Resilience in today’s world can come in many forms. When I consider resilience in my context, it shows itself in jars of homegrown dried beans, it’s a log store full of seasoned wood, compost bays filled with rich, fertile, organic matter for next years growing season. Increasingly, I find resilience in a growing community of friends I’ve attracted through openly sharing my passion for regenerative agriculture, a simpler way of life where I choose my daily tasks and an existence of doing as little harm as possible to others and to the world around me.
Before deciding to dedicate my life to giving my son and generations to come the best possible future, I used to think resilience was running off to the woods and removing myself from a society that I could see was becoming sicker and sicker. Through maturing, I’ve come to realise that that way of thinking was born from resistance, from anger and refusal. True resilience, I now feel, has its roots in and blossoms from community.
Together we are stronger. Sharing skills, knowledge, tools and such. Trading amongst ourselves, rather than being dependent on big industry that is solely interested in infinite expansion and profit; a truly unsustainable system. I quickly discovered that I alone can not provide all that my family needs, but a cooperative of creatives could certainly sustain each other through various crafts and skill sets. Imagine your neighbour a farmer, the other a baker, across the lane lives a seamstress and a carpenter. All nestled amongst a woodland managed sustainably by a woodsman who provides us all with building materials, fire wood and foraged treats. We’d feed and clothe the woodsman in return and each of us would teach their skills to the next generation.
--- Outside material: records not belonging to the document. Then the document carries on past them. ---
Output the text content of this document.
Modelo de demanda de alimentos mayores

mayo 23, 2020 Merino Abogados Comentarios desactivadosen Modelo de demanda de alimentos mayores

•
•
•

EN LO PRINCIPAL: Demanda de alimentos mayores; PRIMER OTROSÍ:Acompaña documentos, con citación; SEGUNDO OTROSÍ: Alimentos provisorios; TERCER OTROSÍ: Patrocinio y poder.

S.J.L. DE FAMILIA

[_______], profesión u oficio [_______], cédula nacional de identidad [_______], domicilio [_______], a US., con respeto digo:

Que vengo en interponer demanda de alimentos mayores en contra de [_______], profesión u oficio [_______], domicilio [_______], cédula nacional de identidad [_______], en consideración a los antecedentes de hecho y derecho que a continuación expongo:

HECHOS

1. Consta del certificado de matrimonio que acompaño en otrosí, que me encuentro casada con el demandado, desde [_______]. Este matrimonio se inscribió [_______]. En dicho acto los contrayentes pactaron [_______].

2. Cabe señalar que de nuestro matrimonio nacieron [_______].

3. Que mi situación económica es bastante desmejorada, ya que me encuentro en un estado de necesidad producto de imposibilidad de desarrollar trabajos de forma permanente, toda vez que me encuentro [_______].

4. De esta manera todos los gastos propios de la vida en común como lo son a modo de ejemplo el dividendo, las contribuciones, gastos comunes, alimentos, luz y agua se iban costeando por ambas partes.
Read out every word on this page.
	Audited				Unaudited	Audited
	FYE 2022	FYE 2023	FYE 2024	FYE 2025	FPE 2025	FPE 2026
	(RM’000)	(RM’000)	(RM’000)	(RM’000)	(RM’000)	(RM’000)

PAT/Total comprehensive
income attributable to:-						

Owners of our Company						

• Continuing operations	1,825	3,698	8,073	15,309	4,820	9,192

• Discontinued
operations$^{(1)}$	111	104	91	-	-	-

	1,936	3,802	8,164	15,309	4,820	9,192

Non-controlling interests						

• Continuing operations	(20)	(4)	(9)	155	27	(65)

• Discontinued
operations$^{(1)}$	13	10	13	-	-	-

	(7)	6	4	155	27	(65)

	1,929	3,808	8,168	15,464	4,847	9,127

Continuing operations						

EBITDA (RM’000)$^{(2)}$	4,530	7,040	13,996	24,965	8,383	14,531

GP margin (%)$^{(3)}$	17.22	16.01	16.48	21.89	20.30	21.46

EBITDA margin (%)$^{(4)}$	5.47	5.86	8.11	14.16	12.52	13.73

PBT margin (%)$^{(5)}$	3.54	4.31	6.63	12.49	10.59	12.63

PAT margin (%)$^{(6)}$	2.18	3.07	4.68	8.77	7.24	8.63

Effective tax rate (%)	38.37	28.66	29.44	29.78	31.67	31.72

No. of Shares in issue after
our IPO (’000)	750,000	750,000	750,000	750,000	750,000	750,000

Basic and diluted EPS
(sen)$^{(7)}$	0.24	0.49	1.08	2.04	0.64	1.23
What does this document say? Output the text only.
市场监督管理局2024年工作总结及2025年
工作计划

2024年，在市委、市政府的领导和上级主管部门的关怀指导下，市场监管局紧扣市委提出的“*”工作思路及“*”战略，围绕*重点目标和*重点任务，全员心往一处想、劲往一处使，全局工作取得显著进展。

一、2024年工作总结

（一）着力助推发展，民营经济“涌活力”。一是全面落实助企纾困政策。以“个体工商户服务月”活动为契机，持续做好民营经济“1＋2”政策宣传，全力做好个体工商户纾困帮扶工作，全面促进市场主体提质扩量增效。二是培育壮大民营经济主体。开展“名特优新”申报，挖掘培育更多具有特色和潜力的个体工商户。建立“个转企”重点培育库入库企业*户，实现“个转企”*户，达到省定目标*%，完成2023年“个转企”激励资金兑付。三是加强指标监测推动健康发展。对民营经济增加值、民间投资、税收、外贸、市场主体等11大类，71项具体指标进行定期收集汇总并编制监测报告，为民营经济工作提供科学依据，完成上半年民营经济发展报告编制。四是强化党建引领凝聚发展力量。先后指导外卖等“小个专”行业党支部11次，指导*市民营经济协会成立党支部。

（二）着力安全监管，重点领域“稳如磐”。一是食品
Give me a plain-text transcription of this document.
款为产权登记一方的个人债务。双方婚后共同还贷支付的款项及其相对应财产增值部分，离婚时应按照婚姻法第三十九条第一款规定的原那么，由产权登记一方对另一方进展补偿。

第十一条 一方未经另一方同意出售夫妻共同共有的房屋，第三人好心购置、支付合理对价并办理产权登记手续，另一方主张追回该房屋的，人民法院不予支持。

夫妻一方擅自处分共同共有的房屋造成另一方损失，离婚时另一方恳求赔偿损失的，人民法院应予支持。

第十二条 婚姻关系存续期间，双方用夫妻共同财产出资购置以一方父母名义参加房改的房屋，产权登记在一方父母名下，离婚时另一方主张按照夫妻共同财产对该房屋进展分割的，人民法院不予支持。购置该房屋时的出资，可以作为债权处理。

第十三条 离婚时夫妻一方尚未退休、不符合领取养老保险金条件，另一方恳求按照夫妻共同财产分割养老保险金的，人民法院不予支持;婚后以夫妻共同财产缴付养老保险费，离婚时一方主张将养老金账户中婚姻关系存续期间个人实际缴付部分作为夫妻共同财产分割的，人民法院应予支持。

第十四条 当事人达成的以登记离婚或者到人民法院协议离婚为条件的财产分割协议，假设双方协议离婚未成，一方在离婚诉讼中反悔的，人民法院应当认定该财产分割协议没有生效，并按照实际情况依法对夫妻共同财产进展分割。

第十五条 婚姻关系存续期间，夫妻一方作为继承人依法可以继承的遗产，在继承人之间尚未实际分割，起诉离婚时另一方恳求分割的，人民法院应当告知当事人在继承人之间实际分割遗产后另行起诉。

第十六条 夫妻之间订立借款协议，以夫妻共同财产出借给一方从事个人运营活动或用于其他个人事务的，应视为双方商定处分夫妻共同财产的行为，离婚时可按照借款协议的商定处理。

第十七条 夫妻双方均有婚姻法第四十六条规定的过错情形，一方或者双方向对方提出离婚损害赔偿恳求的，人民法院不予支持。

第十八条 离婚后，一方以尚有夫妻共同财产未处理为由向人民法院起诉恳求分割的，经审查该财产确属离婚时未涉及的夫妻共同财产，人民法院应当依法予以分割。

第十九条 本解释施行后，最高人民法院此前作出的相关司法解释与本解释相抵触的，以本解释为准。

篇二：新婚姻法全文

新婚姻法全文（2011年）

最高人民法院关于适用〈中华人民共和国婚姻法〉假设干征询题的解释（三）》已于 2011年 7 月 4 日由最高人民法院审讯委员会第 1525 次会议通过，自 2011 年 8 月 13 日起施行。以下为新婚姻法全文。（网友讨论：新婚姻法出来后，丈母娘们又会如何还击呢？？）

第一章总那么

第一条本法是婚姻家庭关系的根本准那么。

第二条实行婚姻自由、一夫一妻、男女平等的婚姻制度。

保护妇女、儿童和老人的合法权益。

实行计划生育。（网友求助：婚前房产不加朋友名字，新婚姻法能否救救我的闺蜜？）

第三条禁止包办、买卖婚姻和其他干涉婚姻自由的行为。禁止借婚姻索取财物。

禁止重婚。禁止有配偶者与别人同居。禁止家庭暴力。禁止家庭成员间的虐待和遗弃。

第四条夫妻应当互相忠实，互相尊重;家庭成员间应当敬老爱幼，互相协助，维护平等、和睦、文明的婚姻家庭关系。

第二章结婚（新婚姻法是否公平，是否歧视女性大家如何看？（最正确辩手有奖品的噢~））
Networks like this would strengthen and develop into beautiful relationships. Circles built up of caring, talented and generous individuals. Curating, working and feasting together, free from the burdens of mortgages, monthly bills and the onslaught of persistent advertisements and conditioning. I’m sure I’m not the only one that holds this vision, which makes me feel all the more hopeful for its manifestation.
My dream for the future is one that reconnects to our past. Ancient, traditional, indigenous practices brought forward to the modern day, replacing the current pandemics of complacency and consumerism. Where humanity rediscovers it’s place here on earth, striving for homeostasis, finding pride in symbiosis.